My dad used to live in Drexel Hill until he moved to Chester County in the 80s. He claims that the local government's mindset has always been to "keep the taxes high and the trash out", meaning that high taxes would price-out the (let's be honest, black) residents of West Philly. If true, this strategy backfired because now home values are so low that basically anybody can afford a down payment there.

Which brings us to Drexel Hill's last best hope: millennials. It's no secret that Millenials want to be homeowners, but can't afford a down payment. They also aren't having kids (yet), so school-quality isn't a priority (yet). This sets Drexel Hill up nicely for hipsters who may be growing too old for Philadelphia-proper and looking for some space to spread out.

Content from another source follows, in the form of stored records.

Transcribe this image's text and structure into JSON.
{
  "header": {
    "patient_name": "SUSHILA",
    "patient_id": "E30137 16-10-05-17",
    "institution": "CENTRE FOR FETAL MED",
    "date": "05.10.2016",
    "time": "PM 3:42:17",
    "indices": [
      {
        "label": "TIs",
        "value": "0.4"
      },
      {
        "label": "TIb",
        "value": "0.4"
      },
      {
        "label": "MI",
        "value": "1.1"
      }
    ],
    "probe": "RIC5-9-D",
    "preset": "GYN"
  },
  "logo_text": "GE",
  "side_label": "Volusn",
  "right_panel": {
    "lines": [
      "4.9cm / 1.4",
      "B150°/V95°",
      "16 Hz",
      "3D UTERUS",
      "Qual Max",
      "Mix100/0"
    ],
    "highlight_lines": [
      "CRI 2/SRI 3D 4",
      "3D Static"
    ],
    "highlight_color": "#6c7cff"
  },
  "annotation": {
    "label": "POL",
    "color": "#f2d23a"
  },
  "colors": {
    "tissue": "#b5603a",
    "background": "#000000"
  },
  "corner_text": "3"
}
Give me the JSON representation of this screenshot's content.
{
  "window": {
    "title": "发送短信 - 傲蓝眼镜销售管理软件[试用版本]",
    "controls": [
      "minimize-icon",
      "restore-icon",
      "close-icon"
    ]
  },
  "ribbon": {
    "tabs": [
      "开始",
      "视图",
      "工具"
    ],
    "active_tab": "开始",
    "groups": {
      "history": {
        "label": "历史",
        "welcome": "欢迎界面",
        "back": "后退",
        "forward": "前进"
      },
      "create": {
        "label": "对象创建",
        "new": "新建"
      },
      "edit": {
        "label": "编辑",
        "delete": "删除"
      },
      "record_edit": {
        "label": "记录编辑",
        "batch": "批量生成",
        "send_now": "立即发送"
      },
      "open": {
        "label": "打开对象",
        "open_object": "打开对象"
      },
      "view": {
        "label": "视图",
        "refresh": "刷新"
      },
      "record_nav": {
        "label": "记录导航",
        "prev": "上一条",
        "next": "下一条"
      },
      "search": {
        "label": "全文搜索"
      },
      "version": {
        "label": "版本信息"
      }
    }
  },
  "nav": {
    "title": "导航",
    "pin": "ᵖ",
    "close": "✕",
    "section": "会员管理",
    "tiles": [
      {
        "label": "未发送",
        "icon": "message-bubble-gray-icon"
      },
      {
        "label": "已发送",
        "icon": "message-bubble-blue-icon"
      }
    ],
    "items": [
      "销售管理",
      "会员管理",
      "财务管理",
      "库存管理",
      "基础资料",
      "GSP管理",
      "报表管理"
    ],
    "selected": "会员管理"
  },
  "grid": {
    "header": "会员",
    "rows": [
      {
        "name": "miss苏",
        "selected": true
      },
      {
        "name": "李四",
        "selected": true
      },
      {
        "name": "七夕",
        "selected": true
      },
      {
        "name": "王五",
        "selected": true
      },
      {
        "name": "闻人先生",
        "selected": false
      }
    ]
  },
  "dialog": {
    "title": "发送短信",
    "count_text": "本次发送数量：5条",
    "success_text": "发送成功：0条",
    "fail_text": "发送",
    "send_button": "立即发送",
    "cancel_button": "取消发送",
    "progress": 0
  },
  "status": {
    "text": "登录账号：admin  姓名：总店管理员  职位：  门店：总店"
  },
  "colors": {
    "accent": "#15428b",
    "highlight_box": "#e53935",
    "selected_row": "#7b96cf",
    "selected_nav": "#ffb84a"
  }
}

My prediction is the following:
  1. Millennials buy houses. 3% down on a $250k house only requires $7,500 in savings (plus closing costs).
  2. As millennials become a bigger voting bloc in local government, the "keep the taxes high and the trash out" mindset erodes. This will create an odd political situation where Millenials (who generally vote for Democrats) advocate for traditionally-Republican positions of school-reform and lower taxes. Local government will be topsy-turvy for a while.
  3. The tired old businesses along the main streets get replaced with hipster shops and eateries. Racial diversity will actually be embraced for a change. The school situation will remain strained, but at least dynamic. Property values start to go up, and that downward momentum becomes upward momentum.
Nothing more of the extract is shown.